3º NEURÔNIO

Conto os dias para ver Bolsonaro derrotado

Recomendamos o artigo do jornalista, professor e escritor Juremir Machado da Silva, publicado pelo Matinal Jornalismo


Eu conto os dias para ver Jair Bolsonaro derrotado por uma centena de razões. Em primeiríssimo lugar, ele não é um presidente como os outros que o antecederam depois da redemocratização. Ao contrário de Fernando Henrique Cardoso, Lula, Dilma Rousseff, e até do destituído Fernando Collor, Bolsonaro não joga dentro “das quatro linhas da Constituição”. Um presidente não é um mero gestor. Boa parte do seu trabalho consiste em representação, símbolo, liturgia e decoro. O ex-capitão, como expressão da extrema direita, tem mais a ver com o imaginário da ditadura militar. Não quer representar o todo, não se coloca como símbolo da nação, não respeita a liturgia do cargo, ignora o que seja decoro, comporta-se o tempo todo como chefe de clã.

Eu conto os dias para ver Jair Bolsonaro derrotado por não suportar suas tiradas racistas, suas declarações machistas, sua homofobia explícita e seu obscurantismo permanente. Um presidente não pode ser misógino, racista, homofóbico, machista e xenófobo. São tantas as frases de Bolsonaro que permitem rotulá-lo de tudo isso, que ele diz não ser, que não vale a pena ser redundante. Não são apenas frases, brincadeiras, provocações, um jeito de falar. Nada disso. É um modo de ser, de existir, de pensar e de sentir que se revela quando Bolsonaro se deixa levar por sua índole, por sua “natureza”, por sua formação e derrama-se em violências simbólicas intoleráveis.
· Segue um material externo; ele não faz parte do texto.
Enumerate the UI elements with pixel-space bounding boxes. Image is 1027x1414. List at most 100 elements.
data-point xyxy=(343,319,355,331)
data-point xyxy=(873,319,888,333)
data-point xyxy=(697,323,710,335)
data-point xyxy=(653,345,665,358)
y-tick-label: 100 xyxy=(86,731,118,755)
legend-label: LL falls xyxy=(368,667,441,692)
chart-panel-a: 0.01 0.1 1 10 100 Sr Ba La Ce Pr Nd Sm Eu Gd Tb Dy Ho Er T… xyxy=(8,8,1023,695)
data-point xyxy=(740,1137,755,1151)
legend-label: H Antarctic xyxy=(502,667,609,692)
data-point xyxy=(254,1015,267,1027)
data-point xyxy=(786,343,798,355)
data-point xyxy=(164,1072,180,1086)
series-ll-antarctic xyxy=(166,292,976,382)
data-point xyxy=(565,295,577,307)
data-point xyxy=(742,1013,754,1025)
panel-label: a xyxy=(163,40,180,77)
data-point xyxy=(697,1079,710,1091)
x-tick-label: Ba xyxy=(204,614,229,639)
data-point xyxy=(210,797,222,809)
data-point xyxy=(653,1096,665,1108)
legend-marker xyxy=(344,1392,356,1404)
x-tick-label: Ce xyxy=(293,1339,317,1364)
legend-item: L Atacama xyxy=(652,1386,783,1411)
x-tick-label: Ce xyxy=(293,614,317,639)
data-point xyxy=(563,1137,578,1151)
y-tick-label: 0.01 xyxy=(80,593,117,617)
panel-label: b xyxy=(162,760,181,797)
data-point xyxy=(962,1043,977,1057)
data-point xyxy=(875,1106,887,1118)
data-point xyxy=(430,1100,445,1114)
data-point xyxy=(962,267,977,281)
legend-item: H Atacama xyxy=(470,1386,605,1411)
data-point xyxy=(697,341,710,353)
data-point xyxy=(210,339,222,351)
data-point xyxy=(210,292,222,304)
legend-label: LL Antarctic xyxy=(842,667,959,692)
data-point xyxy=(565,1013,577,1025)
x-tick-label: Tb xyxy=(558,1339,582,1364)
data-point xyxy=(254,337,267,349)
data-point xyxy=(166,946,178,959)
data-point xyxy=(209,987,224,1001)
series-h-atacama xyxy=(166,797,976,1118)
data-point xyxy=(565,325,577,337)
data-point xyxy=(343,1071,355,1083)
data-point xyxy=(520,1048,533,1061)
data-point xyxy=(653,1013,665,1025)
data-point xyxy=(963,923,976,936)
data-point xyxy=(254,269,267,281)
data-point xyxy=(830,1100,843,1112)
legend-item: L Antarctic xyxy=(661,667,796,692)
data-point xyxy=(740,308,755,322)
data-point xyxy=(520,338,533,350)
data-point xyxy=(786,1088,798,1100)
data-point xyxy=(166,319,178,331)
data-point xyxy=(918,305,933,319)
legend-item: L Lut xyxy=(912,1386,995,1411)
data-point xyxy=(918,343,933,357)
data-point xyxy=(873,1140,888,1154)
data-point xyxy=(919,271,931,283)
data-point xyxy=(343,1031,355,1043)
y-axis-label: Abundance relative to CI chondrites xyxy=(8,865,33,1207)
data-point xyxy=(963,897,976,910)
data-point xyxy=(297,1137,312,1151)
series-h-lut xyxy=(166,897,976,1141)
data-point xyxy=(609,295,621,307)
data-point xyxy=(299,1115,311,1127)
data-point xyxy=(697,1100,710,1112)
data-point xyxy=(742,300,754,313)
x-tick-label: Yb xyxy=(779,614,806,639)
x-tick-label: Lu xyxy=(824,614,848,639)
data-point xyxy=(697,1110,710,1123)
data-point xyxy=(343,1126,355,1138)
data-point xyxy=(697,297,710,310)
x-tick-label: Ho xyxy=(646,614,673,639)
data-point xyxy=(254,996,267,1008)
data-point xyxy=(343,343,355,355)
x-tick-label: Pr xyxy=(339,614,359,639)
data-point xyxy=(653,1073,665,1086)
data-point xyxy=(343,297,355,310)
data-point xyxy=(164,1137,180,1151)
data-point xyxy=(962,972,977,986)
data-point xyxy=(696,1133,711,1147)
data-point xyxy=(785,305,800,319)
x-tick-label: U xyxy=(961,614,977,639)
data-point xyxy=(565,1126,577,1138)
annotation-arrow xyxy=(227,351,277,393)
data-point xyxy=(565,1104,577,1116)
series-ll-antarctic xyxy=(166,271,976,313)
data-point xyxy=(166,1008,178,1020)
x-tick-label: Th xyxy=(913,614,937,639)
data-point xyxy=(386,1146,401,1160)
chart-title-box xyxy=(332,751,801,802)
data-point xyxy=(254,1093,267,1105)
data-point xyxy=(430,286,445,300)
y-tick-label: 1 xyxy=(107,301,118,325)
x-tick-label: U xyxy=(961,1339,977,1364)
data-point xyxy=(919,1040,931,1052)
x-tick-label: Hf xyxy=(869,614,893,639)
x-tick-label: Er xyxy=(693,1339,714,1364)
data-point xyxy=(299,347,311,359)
Só três motivos podem ter levado a maioria dos eleitores brasileiros a preferir Bolsonaro em 2018: o antipetismo radical estimulado pela mídia e pela operação Lava Jato, o desencanto com a política por causa da corrupção e o cinismo do mercado e de parte das elites. Havia, contudo, alternativas, inclusive o tucano Geraldo Alckmin e o pedetista Ciro Gomes. Bolsonaro, porém, encarnava um modo de ser com o qual muitos se identificavam. Eu conto os dias para ver Jair Bolsonaro derrotado por continuar acreditando em democracia, liberdade de expressão, responsabilidade, honestidade intelectual, justiça e num mundo melhor. Um presidente precisa ter a grandeza de não se acomodar na pequenez dos seus erros. Também lhe cabe sair da sua bolha para enxergar o todo. Eleito por uma parte, deve buscar ir além dela, refletindo uma época, ampliando horizontes, voando.

Eu conto os dias para ver Jair Bolsonaro derrotado por não crer em cidadãos armados como melhor forma de defesa contra o crime, por entender que o Brasil precisa se empenhar na preservação da Amazônia e no respeito às terras indígenas, por achar que o Estado deve servir para melhorar a vida dos vulneráveis e por acreditar em cultura, ciência, vacinas e no conhecimento construído e acumulado graças ao emprego da razão ao longo dos séculos. Enfim, tantas coisas tão simples, tão caras, tão evidentes, tantas coisas que em algum momento, em algum grau, já tivemos e não podíamos ter perdido. Eu conto os dias para ver Jair Bolsonaro derrotado por estar cansado de ouvir o presidente da República, a maior autoridade da nação, como se fosse normal, banal, aceitável, moderno, bacana, falar tanta merda.